Following the renovation, Warner Bros. gave him a chance to play first-run movies. Based on Warner Bros.' knowledge of the work Five Star had undertaken with the Vista, the company tipped off Alspaugh about the Village Theater in Coronado closing down, asking him to give it a shot.
"We had several conversations with the Siegels, we tried to negotiate the terms over four or five years. We couldn't come to terms, so the deal died. But I kept checking with Bob Siegel every six weeks, to see if anything had changed," Alspaugh said.
His persistence paid off, because in 2004 the city of Coronado became involved, showing an interest in reopening the theater. There was even talk of a city grant.
"The problem was funding -- the landlord is in his 80s and did not want to take on such a project, so he didn't want to finance it. And we were concerned about fully financing it ourselves, since the theater had been closed down completely and we didn't know how the audience would react," Alspaugh said. By contrast, the Vista theater, which he took the risk of financing, had been operational even though it was run down, so it had remained in the public's eye.
With the city grant, the major obstacle obstructing the deal was removed and Alspaugh was rewarded for his persistent commitment over the years with the lease agreement, set to expire in 2026.
According to Alspaugh, everything will have to be gutted and built up from the inside out.
"There's asbestos inside, the roof leaks, the seats are short, plumbing and electrical need to be replaced. The city requires that we restore the façade of the exterior as it used to be; it is the nicest part of the building. But the inside will be a blank canvas for a theater architect."
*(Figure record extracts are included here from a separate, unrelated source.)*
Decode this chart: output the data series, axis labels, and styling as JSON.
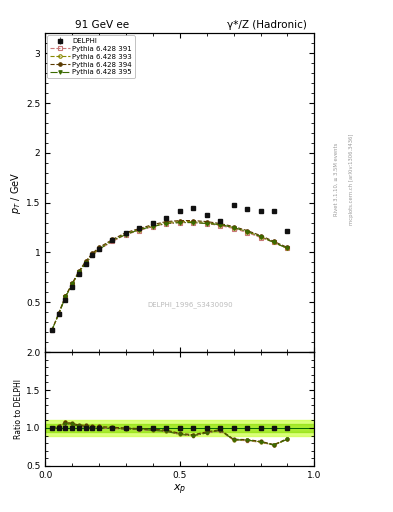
{
  "title_left": "91 GeV ee",
  "title_right": "γ*/Z (Hadronic)",
  "xlabel": "x_p",
  "ylabel_main": "p_T / GeV",
  "ylabel_ratio": "Ratio to DELPHI",
  "watermark": "DELPHI_1996_S3430090",
  "right_label_top": "Rivet 3.1.10, ≥ 3.5M events",
  "right_label_bottom": "mcplots.cern.ch [arXiv:1306.3436]",
  "delphi_x": [
    0.025,
    0.05,
    0.075,
    0.1,
    0.125,
    0.15,
    0.175,
    0.2,
    0.25,
    0.3,
    0.35,
    0.4,
    0.45,
    0.5,
    0.55,
    0.6,
    0.65,
    0.7,
    0.75,
    0.8,
    0.85,
    0.9
  ],
  "delphi_y": [
    0.22,
    0.38,
    0.52,
    0.65,
    0.78,
    0.88,
    0.97,
    1.03,
    1.12,
    1.2,
    1.25,
    1.3,
    1.35,
    1.42,
    1.45,
    1.38,
    1.32,
    1.48,
    1.44,
    1.42,
    1.42,
    1.22
  ],
  "delphi_yerr": [
    0.01,
    0.01,
    0.01,
    0.01,
    0.01,
    0.01,
    0.01,
    0.01,
    0.01,
    0.01,
    0.01,
    0.01,
    0.01,
    0.01,
    0.01,
    0.01,
    0.01,
    0.01,
    0.01,
    0.01,
    0.01,
    0.02
  ],
  "py391_x": [
    0.025,
    0.05,
    0.075,
    0.1,
    0.125,
    0.15,
    0.175,
    0.2,
    0.25,
    0.3,
    0.35,
    0.4,
    0.45,
    0.5,
    0.55,
    0.6,
    0.65,
    0.7,
    0.75,
    0.8,
    0.85,
    0.9
  ],
  "py391_y": [
    0.22,
    0.38,
    0.55,
    0.68,
    0.8,
    0.89,
    0.97,
    1.03,
    1.11,
    1.18,
    1.22,
    1.26,
    1.29,
    1.3,
    1.3,
    1.29,
    1.27,
    1.24,
    1.2,
    1.15,
    1.1,
    1.04
  ],
  "py393_x": [
    0.025,
    0.05,
    0.075,
    0.1,
    0.125,
    0.15,
    0.175,
    0.2,
    0.25,
    0.3,
    0.35,
    0.4,
    0.45,
    0.5,
    0.55,
    0.6,
    0.65,
    0.7,
    0.75,
    0.8,
    0.85,
    0.9
  ],
  "py393_y": [
    0.22,
    0.38,
    0.56,
    0.68,
    0.8,
    0.9,
    0.98,
    1.04,
    1.12,
    1.19,
    1.23,
    1.27,
    1.3,
    1.31,
    1.31,
    1.3,
    1.28,
    1.25,
    1.21,
    1.16,
    1.1,
    1.04
  ],
  "py394_x": [
    0.025,
    0.05,
    0.075,
    0.1,
    0.125,
    0.15,
    0.175,
    0.2,
    0.25,
    0.3,
    0.35,
    0.4,
    0.45,
    0.5,
    0.55,
    0.6,
    0.65,
    0.7,
    0.75,
    0.8,
    0.85,
    0.9
  ],
  "py394_y": [
    0.22,
    0.39,
    0.56,
    0.69,
    0.81,
    0.91,
    0.99,
    1.05,
    1.13,
    1.2,
    1.24,
    1.28,
    1.31,
    1.32,
    1.32,
    1.31,
    1.29,
    1.26,
    1.22,
    1.17,
    1.11,
    1.05
  ],
  "py395_x": [
    0.025,
    0.05,
    0.075,
    0.1,
    0.125,
    0.15,
    0.175,
    0.2,
    0.25,
    0.3,
    0.35,
    0.4,
    0.45,
    0.5,
    0.55,
    0.6,
    0.65,
    0.7,
    0.75,
    0.8,
    0.85,
    0.9
  ],
  "py395_y": [
    0.22,
    0.38,
    0.55,
    0.68,
    0.8,
    0.89,
    0.97,
    1.03,
    1.12,
    1.18,
    1.23,
    1.26,
    1.29,
    1.3,
    1.3,
    1.29,
    1.28,
    1.25,
    1.21,
    1.16,
    1.1,
    1.04
  ],
  "color_delphi": "#111111",
  "color_391": "#c87878",
  "color_393": "#888800",
  "color_394": "#5a3a00",
  "color_395": "#3a6a00",
  "ylim_main": [
    0.0,
    3.2
  ],
  "ylim_ratio": [
    0.5,
    2.0
  ],
  "xlim": [
    0.0,
    1.0
  ],
  "band_outer_color": "#ccff44",
  "band_inner_color": "#88dd00"
}
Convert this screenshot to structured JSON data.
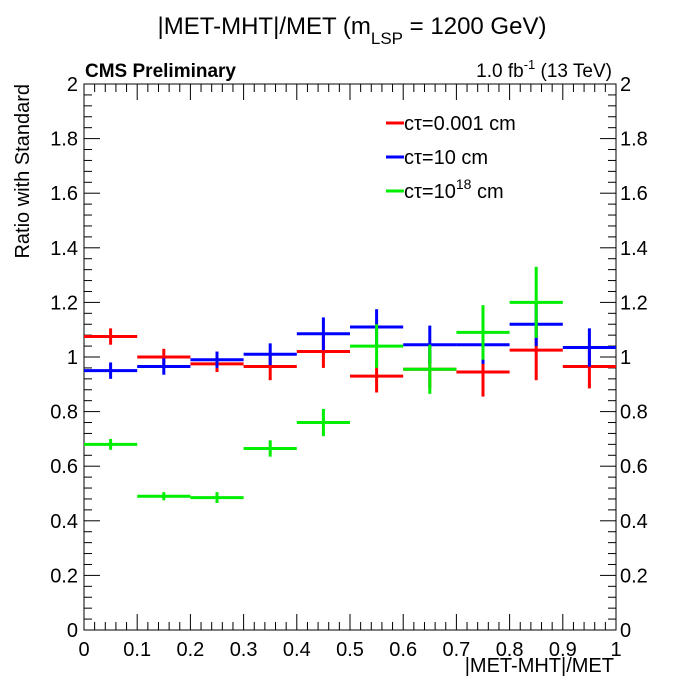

He expects to choose an architect over the next 30 days. But he has already chosen an experienced theater designer, Joseph Musil of Los Angeles, to provide the overall design direction. Musil is known in the theater business for the restoration of the El Capitan Theater for the Walt Disney Co. (NYSE: DIS), and he also operates a theater museum in Santa Ana.
"Musil will build a 3-D model, conceive the look and feel of the interior, and the architect will work in conjunction with him in making the vision a reality," Alspaugh said.
Since the theater was built in the '40s, Musil's focus will be to bring that era to life, sporting a combination of art deco and streamlined modern looks, according to Alspaugh.
He said the theater will house between one and three screens, which will depend on the cost. Plans call for one large auditorium with 225 seats and two VIP screening rooms with 50 seats each, in addition to state-of-the-art acoustics and ambience.
Alspaugh anticipates showing first-run movies, seven days a week, four shows a day. Initially, he intends to play a hands-on role, visiting Coronado often and then eventually relocating one of his key staff, an experienced house manager who will take charge of running the theater.
"A key goal of our downtown revitalization and redevelopment effort is to save and restore the Village Theater. Our citizens look forward to enjoying the neighborhood movie experience in Coronado once again," Coronado Mayor Tom Smisek said.
Nagappan is a San Diego-based freelance business writer.